Chourouk Hriech est une merveilleuse conteuse, qui a une gourmandise des mots. C’est aussi une voyageuse aux grands yeux noirs pétillants, attentifs et décalés. Née en 1977 en France de parents marocains, diplômée de l'ENSBA Lyon et vivant à Marseille, cette jeune artiste se pose en archéologue du présent, prélevant au cours de ses périples les traces visuelles d’une urbanité en mutation. Quand d’autres se contentent de relevés topographiques, elle dégoupille notre imaginaire avec ses grands dessins piranésiens, nous entrainant dans l’inconscient des villes, dans des mondes à la fois construits et chancelants. En documentant strate par strate le chantier du prolongement du Tramway T3, Chourouk Hriech a capté autant un paysage en devenir que des situations, mieux les interrogations d’une population mélangée face aux changements architecturaux.
Roxana Azimi

RA : Quand vous avez été sollicitée voilà cinq ans pour « documenter » cette commande publique, vous n’étiez pas encore très connue. Comment avez-vous été approchée ?
CH :
Le FMAC de Paris me connaissait car il avait acquis des dessins en 2006. Puis, arriva 2009… Nathalie Viot m’a demandée un dossier sans m’en préciser le but. Puis trois mois après, elle et Christian Bernard m’ont appelée pour cette commande publique, en m’expliquant que c’était particulier, qu’il s’agissait d’une cellule d’observation créée avec quatre artistes. Ils voulaient des artistes très différents, avec des regards « étrangers » à Paris, prêts à retranscrire leurs observations. J’étais très heureuse, en même temps je n’ai pas réalisé, car difficile de s’imaginer sur quatre ou cinq ans. Je me suis dit, qu’il fallait procéder par étape, faire une première visite. Dans leurs démarches respectives, les artistes n’ont pas eu à modifier leur manière de travailler ou leurs champs d’investigation. Le terreau était déjà là, dans la pratique de chacun.

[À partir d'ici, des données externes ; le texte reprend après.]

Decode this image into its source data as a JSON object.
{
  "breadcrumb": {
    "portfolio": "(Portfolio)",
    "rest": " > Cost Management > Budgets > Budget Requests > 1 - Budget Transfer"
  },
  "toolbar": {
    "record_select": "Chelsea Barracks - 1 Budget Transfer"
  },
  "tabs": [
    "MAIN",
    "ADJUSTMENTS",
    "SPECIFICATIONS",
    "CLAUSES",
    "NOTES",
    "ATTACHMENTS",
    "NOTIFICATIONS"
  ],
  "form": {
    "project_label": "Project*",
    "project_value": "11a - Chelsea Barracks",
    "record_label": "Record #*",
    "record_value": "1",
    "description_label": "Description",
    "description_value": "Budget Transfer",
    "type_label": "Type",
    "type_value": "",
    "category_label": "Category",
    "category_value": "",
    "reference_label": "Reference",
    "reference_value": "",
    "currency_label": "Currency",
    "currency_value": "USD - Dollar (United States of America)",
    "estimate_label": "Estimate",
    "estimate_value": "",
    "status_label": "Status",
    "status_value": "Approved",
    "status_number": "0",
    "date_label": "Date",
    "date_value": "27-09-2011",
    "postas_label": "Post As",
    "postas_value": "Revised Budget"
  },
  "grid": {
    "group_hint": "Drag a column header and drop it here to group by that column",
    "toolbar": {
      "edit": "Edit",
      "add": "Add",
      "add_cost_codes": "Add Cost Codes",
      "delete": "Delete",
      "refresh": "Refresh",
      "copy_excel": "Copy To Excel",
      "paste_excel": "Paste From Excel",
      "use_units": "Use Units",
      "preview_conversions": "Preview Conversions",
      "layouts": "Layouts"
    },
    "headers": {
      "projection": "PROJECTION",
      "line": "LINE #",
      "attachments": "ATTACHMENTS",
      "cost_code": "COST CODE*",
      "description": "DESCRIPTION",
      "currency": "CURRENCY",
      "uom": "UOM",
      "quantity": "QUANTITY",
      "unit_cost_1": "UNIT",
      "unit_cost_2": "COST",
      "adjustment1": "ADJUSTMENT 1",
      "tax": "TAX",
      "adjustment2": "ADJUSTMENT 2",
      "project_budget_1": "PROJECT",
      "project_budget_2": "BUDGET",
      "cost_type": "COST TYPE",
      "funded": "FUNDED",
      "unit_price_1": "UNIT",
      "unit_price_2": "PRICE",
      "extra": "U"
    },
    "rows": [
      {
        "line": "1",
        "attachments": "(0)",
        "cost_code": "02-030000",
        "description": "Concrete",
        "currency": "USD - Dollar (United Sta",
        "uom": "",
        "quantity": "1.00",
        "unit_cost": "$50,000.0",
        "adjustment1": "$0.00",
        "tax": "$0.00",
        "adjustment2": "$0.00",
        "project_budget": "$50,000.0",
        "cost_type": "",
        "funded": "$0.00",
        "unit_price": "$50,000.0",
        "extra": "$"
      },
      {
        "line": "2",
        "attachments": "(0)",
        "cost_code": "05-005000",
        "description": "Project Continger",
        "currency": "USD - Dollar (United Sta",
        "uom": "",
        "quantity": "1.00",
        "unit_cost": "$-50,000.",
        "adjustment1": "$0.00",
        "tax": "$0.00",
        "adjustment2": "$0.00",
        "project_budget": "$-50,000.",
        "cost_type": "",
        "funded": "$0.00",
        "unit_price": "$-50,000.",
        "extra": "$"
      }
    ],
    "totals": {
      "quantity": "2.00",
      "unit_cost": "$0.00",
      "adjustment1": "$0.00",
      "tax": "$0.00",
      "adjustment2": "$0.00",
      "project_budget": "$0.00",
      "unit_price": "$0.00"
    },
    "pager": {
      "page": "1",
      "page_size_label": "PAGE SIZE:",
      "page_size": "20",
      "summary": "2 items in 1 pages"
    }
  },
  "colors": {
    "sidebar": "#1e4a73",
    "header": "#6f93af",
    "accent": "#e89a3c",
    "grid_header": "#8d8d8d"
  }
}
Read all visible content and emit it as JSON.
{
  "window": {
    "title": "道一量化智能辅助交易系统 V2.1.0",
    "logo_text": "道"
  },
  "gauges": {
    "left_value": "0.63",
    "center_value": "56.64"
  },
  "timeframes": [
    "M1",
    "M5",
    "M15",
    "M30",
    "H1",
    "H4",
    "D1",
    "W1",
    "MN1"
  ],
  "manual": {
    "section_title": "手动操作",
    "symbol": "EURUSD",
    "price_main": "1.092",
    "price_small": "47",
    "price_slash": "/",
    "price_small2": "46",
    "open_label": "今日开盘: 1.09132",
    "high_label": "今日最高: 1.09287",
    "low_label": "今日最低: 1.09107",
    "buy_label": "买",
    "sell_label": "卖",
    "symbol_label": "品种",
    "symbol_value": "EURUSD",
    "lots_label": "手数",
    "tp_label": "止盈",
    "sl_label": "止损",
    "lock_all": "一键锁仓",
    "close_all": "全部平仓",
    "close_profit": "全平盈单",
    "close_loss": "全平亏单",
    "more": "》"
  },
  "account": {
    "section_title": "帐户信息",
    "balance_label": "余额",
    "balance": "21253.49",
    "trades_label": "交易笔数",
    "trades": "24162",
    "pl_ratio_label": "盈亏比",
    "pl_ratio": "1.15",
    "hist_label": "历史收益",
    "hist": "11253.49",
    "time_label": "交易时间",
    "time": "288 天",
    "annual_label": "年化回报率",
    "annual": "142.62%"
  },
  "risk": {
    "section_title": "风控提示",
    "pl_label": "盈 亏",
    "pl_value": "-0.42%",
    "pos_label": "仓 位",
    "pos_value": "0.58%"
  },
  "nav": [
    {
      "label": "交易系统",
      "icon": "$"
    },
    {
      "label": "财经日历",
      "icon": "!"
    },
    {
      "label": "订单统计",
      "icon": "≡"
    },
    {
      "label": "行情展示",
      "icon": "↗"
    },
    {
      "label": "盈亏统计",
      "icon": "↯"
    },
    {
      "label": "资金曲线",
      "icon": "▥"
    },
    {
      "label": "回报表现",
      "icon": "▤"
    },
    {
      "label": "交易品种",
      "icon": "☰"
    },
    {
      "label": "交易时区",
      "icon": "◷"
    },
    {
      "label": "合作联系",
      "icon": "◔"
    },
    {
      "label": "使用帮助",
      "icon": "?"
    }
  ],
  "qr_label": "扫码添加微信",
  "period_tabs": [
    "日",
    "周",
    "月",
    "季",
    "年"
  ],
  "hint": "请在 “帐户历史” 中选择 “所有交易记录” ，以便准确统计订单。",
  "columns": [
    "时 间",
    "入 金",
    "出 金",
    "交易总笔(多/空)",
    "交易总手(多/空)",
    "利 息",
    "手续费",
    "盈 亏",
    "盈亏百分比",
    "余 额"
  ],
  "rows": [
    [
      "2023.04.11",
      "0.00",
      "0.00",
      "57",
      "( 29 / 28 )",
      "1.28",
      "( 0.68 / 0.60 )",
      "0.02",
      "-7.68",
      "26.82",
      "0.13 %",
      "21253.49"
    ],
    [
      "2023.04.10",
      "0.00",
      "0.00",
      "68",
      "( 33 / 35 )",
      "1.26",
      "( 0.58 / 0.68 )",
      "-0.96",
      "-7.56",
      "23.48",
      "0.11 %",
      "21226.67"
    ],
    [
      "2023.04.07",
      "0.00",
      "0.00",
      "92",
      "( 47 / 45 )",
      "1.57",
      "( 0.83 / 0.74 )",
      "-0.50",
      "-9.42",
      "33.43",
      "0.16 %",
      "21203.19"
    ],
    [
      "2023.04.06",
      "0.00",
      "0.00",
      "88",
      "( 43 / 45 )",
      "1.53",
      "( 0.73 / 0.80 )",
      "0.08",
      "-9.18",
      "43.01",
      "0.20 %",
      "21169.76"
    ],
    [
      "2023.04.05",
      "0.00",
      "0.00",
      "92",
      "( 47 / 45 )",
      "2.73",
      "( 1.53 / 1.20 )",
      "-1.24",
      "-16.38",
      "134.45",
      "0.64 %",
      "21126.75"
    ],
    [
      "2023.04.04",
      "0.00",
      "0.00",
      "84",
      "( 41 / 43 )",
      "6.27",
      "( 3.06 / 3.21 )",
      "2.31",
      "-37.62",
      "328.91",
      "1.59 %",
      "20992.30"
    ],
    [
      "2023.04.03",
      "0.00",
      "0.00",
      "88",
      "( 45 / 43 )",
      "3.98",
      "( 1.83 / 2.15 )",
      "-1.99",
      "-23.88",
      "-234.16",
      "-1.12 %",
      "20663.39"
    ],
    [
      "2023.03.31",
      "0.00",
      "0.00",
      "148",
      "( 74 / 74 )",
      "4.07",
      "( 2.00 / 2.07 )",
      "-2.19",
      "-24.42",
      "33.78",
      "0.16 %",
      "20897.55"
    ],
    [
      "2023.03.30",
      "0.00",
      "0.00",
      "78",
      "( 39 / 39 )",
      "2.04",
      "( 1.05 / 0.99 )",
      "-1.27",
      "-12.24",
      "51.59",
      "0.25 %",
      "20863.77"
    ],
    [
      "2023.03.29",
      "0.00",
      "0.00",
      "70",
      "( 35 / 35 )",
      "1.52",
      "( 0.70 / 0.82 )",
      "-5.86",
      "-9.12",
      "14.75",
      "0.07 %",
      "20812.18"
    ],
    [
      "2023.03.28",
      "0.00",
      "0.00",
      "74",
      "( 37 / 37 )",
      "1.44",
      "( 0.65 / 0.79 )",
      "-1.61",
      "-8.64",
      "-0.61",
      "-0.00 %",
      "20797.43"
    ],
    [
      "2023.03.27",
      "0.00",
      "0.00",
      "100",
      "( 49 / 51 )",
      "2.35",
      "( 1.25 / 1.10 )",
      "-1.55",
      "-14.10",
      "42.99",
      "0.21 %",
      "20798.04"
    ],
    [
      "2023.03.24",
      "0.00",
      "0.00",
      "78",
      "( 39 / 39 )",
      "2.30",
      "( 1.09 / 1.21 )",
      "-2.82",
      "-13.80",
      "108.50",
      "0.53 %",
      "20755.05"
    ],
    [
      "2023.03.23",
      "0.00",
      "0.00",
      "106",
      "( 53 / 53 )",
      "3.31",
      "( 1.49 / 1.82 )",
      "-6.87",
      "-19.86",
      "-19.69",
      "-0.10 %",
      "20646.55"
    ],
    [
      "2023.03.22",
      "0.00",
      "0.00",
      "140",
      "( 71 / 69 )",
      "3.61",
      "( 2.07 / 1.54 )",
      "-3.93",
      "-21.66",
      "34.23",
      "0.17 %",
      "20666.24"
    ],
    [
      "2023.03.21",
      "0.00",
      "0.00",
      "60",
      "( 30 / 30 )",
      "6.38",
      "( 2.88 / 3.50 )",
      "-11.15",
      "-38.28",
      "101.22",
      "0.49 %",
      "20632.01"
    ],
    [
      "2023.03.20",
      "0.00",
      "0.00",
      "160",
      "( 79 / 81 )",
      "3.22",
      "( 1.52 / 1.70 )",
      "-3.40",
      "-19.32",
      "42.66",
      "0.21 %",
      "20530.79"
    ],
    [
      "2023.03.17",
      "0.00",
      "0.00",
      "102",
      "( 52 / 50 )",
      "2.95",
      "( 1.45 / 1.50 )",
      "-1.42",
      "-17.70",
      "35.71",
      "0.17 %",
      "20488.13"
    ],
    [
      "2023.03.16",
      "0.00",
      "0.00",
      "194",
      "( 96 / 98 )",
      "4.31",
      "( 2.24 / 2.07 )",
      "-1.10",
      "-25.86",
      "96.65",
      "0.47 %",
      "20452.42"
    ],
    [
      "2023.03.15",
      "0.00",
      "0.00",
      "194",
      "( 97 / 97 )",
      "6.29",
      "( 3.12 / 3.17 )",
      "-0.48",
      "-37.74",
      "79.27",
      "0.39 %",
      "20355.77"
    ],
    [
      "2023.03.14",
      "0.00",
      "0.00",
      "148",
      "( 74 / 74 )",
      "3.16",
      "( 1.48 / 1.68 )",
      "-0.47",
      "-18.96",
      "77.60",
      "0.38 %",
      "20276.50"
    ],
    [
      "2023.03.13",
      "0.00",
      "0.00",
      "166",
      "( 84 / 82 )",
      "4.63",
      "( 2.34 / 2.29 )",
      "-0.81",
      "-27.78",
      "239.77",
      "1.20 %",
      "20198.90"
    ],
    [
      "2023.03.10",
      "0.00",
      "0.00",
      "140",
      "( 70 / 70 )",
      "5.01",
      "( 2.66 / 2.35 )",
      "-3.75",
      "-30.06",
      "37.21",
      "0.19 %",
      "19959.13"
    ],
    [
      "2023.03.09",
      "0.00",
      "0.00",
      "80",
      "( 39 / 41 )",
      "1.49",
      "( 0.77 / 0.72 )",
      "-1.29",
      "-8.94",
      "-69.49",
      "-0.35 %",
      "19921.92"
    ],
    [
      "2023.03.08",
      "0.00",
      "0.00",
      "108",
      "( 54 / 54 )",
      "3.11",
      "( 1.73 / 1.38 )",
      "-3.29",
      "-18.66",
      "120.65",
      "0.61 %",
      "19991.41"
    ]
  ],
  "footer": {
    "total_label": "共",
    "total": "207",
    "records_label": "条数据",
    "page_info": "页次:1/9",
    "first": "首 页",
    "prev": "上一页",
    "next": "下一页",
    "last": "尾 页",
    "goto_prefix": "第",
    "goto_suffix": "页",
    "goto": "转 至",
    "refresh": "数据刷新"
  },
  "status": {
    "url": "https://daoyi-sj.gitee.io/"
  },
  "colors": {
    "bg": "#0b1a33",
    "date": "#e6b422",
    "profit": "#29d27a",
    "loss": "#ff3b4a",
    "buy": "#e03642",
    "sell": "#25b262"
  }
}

Cette commande vous a-t-elle toutefois conduit à infléchir votre pratique ?
Par rapport à mes précédents dessins, j’ai commencé à changer le format, la dynamique des outils. Au début, j’utilisais les lignes claires. Je procédais plan par plan, avec une grammaire où les formes étaient reconnaissables, et un travail autour de la question de l’ornement, des combinaisons. Puis j’ai appréhendé cette commande et la ville comme un labyrinthe d’espaces, comme une chasse aux trésors, une carte que j’allais écrire au fur et à mesure. Et donc, qui n’allait cesser de s’alimenter de nouvelles choses, au fil du périple. Pour les trois premiers dessins, j’étais Porte d’Ivry, au début du tronçon.

Pourquoi avoir choisi ce tronçon-là ?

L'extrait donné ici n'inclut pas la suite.